2. Panspermy, if it occurred, should not prevent us from attempting
to reconstruct ancestral genomes, using comparative genomics and the
knowledge of planetary chemistry.
3. Early stages of evolution of Life seem to have been overloaded
with evolutionary innovation, which asks for explanations. Panspermy
may be one such explanation; periods of accelerated evolution, prompted
in part by Lynch-Conery considerations of Ne, is another.
Having said that, I do not see any striking arguments for panspermy
in this work. The "genome size as a clock" approach is, in my opinion,
qualitatively correct, and it shows what we already knew, i.e., that
the earliest stages of life appear to have had precious little time to
progress to what are currently our best estimates of genome size and
the number of protein-coding genes (on the latter, see also below).
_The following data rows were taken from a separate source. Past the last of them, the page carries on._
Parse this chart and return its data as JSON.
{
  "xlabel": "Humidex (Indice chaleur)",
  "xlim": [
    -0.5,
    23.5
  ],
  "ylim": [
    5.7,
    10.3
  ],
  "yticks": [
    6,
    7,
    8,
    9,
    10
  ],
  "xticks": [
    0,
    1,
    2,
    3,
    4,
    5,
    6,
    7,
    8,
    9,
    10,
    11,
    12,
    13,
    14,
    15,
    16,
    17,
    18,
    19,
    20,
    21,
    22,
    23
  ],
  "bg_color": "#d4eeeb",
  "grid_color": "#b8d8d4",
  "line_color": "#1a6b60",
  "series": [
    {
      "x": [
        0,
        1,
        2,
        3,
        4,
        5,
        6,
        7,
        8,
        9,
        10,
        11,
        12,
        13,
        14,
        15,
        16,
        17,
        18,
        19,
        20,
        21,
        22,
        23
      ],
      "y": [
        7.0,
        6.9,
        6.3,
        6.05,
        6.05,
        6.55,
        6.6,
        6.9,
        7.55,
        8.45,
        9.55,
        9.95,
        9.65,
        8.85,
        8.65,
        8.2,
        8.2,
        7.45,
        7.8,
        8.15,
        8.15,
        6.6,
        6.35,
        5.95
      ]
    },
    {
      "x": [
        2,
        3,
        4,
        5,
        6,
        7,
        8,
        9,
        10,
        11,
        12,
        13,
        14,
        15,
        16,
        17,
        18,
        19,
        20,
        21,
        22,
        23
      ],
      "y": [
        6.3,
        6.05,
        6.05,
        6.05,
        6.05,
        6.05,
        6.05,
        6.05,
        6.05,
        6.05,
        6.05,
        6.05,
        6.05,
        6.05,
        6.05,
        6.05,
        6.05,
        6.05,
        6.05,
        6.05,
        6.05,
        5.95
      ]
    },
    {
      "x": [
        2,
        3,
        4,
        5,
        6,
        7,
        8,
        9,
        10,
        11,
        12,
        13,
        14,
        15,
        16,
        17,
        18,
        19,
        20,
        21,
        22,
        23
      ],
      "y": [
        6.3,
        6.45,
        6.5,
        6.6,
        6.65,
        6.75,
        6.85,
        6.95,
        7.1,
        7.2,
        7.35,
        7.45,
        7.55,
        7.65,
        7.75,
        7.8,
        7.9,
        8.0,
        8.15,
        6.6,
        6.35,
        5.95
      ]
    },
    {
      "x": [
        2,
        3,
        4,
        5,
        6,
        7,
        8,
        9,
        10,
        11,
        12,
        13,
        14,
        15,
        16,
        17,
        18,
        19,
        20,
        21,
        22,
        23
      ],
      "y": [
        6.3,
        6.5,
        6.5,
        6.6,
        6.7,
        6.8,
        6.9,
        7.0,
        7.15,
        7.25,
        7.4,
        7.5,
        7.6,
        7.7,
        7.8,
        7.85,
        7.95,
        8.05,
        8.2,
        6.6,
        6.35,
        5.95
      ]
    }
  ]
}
Whether the dependency is of the exponential form, however, remains to
be seen.
Author's reply (10)
see reply #6 to Eugene Koonin
Discussion of minimal genome in this regard is a red herring. First,
the Author misreads what is in the minimal-genome literature (e.g.
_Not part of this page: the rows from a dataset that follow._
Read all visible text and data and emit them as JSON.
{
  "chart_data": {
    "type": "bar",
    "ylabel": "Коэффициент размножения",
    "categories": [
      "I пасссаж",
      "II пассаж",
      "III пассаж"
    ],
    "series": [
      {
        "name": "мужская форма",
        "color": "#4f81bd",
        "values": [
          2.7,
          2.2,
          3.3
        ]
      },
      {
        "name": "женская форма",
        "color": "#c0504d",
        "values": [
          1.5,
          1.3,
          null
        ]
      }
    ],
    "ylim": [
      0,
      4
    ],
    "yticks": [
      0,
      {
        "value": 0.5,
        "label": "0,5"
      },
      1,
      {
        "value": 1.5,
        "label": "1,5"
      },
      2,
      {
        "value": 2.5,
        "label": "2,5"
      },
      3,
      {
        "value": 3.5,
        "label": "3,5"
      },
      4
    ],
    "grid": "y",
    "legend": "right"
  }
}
Mushegian and Koonin, 1997; later reviews both by myself and by Koonin;
and experimental work of Hutchison, Smith and Venter, most recently
Glass et al., 2006; Pubmed 16407165). Minimal genome is a construct of
biochemical engineering, predicted or directly manipulated to sustain
life in a rich medium with the smallest number of genes. It is not
purported to model the ancestor, even though it, same as the ancestral
genomes, may be constructed using methods of comparative genomics, and
even though minimal genome may be enriched in ancestral genes. Second,
no one ever said that the minimal or ancestral genomes have evolved by
spurious assembly of 300 genes – any paper, including our own, that
speculates about origins of Life, understands the problem of earlier
stages clearly.
Author's reply (11)
see reply #5 to Eugene Koonin
Third and most important, all this is not relevant to Author's own
argument: the genome to discuss is not minimal one, but that of LUCA
(last universal common ancestor). The latest reconstructions of LUCA
gene content, notably Pubmed 12515582 and 16431085, come up with
600–1000 genes, which is in fact even better for the early-overload
argument, so why not stick to these estimates?
Author's reply (12)
In this paper I used existing
genomes, and LUCA is only mentioned for discussion purposes. Also I
tried to make my estimates for predicted life origin as conservative as
possible.
Ultimately, the question is not whether "early genomes were way too
complex", but, in the likely case that they were, whether panspermy
better explains these observations than other hypotheses. I find it
counterproductive to dismiss the Lynch-Conery theory in one sentence –
at least in the sentence that directs to the Charlesworth-Barton paper,
as if it is the last word on the subject. In fact, said paper is rather
supportive of many observations and explanations presented by Lynch and
Conery, arguing mostly with the idea of subfunctionalization (where
Charlesworth's argument is an overly general one, which is
understandable: coming up with any specifics here will require a lot of
quite subtle analysis of the data that are not there yet) and, in a
technically involved way, with the ideas of transposon dynamics (which,
I think, are addressed in part by M.Lynch in Pubmed 16280547). If the
author has a substantive disagreement with Lynch-Conery, let us hear
it, but we haven't yet.
Author's reply (13)
see reply #3 to Eugene Koonin
The "viral hypothesis", in the meantime, exists in many
modifications, not all of which require modern-type viruses: see for
example, Woese (series of essays in 1998–2002) and Koonin-Martin
(Pubmed 16223546). With regards to absolute time scale, however, these
theories may not be even that helpful, because the step from these
general hypotheses to constant vs variable evolutionary rate would not
be trivial.
Author's reply (14)
Even if early viruses were
different (e.g., non-parasitic) there is no evidence that their rate of
complexity increase was higher than in eukaryotes.